Corey heads for the counter lined with breakfast pastries, bottles of water, and a coffee carafe. “You hungry? Thirsty?”

“Water’s fine.”

He grabs two waters and hands one to me, then returns to his seat. “Do you need help with the will? I’m sure Edward can help.”

Edward is the lawyer at Corey’s literary agency. It’s a small agency, so a lot of the writers use Edward’s expertise in other areas. Sadly, I won’t be needing it. Corey tried to tell me when I signed the lease on my two-bedroom last year that I wouldn’t be able to afford it. But my mother insisted she die with dignity—in her own room. Not in a nursing home. Not in a hospital. Not in a hospital bed in the middle of my efficiency apartment. She wanted her own bedroom with her own things.

She promised what was left in her bank account after her death would help me catch up on all the time off I had to take from my writing career. For the past year, I’ve lived off what little advance I had left over from my last publishing contract. But it’s all gone now, and apparently, so is my mother’s money. It was one of the last things she confessed to me before she finally succumbed to the cancer. I would have cared for her regardless of her financial situation. She was my mother. But the fact that she felt she needed to lie to me in order for me to agree to take her in proves how disconnected we were from one another.

I take a sip of my water and then shake my head. “I don’t really need a lawyer. All she left me was debt, but thanks for the offer.”

Corey purses his lips. He knows my financial situation because, as my literary agent, he’s the one who sends my royalty checks. Which is why he’s looking at me with pity now. “You have a foreign royalty check coming soon,” he says, as if I’m not aware of every penny coming in my direction for the next six months. As if I haven’t already spent it.

“I know. I’ll be fine.” I don’t want to talk about my financial issues with Corey. With anyone.

Corey shrugs a little, unconvinced. He looks down and straightens up his tie. “Hopefully this offer will be good for both of us,” he says.

I’m relieved the subject is changing. “Why are we meeting in person with a publisher? You know I prefer to do things over email.”

“They requested the meeting yesterday. Said they have a job they’d like to discuss with you, but they wouldn’t give me any details over the phone.”

“I thought you were working on getting another contract with my last publisher.”

“Your books do okay, but not well enough to secure another contract without sacrificing some of your time. You have to agree to engage in social media, go on tour, build a fan base. Your sales alone aren’t cutting it in the current market.”

I was afraid of this. A contract renewal with my current publisher was all the financial hope I had left. The royalty checks from my previous books have dwindled along with my book sales. I’ve done very little writing this past year because of my commitment to my mother, so I have nothing to sell to a publisher.
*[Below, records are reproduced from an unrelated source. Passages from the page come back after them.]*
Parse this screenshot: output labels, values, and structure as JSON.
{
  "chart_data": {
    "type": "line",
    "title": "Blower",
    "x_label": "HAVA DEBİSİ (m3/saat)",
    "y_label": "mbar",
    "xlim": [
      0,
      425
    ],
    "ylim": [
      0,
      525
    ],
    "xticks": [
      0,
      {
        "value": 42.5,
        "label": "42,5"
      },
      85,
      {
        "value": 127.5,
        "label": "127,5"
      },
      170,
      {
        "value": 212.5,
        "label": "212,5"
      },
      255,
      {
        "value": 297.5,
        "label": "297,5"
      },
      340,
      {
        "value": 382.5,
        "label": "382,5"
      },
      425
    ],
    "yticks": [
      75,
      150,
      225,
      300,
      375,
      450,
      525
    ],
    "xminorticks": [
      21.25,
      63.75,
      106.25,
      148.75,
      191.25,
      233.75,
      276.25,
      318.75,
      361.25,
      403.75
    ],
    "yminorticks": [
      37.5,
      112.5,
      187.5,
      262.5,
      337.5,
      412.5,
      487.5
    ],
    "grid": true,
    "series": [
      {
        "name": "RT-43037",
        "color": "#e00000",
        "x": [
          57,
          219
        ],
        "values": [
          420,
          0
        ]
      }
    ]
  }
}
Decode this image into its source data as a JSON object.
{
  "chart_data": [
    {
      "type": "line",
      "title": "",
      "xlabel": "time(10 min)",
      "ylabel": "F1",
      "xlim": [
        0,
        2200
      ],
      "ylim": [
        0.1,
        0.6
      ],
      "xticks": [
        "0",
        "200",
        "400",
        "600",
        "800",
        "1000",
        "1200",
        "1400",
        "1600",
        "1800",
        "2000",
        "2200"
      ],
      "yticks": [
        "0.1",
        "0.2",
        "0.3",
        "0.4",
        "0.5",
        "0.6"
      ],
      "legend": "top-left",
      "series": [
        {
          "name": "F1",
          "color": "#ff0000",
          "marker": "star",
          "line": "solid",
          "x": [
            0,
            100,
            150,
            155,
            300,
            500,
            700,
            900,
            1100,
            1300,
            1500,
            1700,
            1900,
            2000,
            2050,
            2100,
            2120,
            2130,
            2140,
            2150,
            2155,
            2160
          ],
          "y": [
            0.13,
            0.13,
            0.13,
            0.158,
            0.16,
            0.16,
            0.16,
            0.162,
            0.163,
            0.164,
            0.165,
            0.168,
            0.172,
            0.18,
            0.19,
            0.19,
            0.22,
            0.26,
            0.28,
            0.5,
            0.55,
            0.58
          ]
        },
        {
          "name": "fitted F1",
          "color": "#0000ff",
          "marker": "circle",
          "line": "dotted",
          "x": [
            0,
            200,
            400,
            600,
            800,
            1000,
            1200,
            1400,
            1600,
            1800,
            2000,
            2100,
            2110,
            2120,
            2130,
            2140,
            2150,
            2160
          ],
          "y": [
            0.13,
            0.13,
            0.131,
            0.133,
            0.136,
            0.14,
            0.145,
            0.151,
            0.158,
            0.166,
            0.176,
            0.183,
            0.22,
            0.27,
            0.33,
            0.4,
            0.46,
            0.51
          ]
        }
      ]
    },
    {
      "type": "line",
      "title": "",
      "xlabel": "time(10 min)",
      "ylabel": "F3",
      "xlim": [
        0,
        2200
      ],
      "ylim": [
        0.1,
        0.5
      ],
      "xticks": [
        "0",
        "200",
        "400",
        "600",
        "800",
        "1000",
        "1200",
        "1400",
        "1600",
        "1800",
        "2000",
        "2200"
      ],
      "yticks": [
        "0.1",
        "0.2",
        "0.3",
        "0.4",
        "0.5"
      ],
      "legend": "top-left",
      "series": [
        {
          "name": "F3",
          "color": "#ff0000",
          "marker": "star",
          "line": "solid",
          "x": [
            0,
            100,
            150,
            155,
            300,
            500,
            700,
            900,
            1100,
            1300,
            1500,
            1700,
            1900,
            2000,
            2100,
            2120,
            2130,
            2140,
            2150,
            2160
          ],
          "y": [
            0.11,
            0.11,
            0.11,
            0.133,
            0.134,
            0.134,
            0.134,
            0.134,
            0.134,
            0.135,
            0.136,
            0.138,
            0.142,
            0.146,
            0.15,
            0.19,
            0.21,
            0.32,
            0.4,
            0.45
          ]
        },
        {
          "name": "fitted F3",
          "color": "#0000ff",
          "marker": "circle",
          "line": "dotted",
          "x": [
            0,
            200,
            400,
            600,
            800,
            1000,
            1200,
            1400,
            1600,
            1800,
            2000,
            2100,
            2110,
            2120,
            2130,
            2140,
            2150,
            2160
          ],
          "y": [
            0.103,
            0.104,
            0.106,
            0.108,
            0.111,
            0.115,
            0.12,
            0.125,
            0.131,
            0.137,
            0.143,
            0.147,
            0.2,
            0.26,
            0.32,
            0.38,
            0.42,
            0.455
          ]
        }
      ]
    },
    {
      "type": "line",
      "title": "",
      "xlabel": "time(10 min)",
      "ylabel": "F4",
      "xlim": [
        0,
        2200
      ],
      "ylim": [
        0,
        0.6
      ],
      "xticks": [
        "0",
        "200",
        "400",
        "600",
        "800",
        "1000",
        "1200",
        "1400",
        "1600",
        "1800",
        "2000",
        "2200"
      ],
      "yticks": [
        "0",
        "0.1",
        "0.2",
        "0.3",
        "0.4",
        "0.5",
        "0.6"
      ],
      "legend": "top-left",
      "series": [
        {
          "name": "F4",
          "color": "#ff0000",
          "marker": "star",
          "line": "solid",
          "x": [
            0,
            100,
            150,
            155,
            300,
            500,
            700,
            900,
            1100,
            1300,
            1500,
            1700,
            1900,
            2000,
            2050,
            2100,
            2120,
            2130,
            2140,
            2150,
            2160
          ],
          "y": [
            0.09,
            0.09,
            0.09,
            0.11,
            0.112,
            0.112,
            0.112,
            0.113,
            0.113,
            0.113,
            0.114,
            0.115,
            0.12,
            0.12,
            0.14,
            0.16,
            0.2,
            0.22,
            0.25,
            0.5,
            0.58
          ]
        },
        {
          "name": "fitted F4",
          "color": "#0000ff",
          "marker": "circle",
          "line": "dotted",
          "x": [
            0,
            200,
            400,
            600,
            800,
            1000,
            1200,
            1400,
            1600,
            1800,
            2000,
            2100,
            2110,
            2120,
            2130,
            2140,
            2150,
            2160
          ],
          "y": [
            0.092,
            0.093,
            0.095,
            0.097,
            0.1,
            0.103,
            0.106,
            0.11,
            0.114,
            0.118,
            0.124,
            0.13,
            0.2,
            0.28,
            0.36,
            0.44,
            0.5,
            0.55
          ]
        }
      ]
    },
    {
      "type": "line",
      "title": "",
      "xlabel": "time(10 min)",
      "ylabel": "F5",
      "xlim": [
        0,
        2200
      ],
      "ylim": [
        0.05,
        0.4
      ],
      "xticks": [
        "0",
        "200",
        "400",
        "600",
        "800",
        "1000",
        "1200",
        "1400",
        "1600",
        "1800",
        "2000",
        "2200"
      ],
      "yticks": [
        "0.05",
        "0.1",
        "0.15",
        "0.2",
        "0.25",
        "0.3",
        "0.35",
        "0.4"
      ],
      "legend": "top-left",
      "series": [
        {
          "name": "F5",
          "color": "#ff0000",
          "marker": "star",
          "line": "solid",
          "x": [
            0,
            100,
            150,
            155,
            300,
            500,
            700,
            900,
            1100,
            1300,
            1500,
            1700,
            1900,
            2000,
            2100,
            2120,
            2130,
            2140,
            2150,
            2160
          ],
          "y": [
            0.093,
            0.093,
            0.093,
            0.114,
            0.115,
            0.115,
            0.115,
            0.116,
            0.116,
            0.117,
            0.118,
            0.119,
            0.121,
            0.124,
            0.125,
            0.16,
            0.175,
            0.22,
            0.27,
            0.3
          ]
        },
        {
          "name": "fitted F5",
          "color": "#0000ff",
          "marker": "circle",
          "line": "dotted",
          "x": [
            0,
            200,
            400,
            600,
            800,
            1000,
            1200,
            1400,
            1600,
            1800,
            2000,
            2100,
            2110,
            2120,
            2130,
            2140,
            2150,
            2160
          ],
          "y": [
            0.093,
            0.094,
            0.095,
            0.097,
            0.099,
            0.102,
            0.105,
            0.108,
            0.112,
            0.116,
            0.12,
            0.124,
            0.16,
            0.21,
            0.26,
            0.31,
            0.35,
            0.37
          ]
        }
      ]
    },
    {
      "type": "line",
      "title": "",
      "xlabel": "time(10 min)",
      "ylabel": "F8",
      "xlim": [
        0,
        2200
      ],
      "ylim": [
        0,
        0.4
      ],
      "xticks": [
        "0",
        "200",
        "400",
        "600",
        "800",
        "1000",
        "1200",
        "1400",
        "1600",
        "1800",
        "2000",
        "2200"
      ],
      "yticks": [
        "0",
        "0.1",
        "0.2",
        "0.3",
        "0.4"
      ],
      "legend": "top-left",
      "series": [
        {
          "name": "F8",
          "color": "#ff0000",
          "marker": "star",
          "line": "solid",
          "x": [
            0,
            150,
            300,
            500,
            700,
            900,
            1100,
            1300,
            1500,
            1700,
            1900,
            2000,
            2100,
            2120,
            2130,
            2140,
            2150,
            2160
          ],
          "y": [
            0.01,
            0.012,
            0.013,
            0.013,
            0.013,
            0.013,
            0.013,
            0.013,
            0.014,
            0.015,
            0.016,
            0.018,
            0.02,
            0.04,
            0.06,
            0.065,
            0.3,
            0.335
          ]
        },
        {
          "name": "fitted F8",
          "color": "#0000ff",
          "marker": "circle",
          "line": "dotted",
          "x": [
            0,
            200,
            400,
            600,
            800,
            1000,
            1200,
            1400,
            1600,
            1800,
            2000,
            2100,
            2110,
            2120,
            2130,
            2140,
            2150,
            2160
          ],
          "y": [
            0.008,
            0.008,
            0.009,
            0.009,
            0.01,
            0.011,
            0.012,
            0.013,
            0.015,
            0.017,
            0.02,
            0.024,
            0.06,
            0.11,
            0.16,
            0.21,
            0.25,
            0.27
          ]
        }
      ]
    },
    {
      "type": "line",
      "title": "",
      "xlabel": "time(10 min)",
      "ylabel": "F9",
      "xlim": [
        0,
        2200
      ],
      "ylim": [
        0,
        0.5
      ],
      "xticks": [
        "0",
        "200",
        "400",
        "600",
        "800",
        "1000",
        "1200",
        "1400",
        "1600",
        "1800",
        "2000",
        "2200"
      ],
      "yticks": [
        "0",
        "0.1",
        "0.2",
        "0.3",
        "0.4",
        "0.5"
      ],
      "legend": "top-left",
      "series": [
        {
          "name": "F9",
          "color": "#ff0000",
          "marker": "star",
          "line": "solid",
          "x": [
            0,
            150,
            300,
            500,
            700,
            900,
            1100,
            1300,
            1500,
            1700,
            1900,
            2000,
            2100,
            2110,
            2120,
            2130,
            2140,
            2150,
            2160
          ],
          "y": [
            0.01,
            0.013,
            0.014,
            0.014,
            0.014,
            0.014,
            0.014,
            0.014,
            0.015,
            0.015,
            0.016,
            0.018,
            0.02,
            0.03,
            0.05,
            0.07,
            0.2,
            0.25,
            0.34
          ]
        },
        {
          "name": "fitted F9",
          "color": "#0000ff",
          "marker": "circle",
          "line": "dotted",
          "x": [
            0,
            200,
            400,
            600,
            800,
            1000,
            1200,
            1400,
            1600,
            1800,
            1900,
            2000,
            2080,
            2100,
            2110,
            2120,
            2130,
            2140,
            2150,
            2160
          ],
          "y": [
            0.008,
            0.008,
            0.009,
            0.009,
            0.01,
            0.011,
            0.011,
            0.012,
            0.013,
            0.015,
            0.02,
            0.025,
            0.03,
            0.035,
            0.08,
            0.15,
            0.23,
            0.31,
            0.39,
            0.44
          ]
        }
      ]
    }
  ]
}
“I have no idea what Pantem will offer, or if it’s even something you’ll be interested in,” Corey says. “We have to sign a non-disclosure agreement before they’ll give us more details. The secrecy has me curious, though. I’m trying not to get my hopes up, but there are a lot of possibilities and I have a good feeling. We need this.”

He says we because whatever the offer is, he gets fifteen percent if I accept. It’s the agent-client standard. What isn’t the agent-client standard would be the six months we spent in a relationship and the two years of sex that followed our breakup.

Our sexual relationship only lasted as long as it did because he wasn’t serious about anyone else and neither was I. It was convenient until it wasn’t. But the reason our actual relationship was so short-lived is because he was in love with another woman.

Never mind that the other woman in our relationship was also me.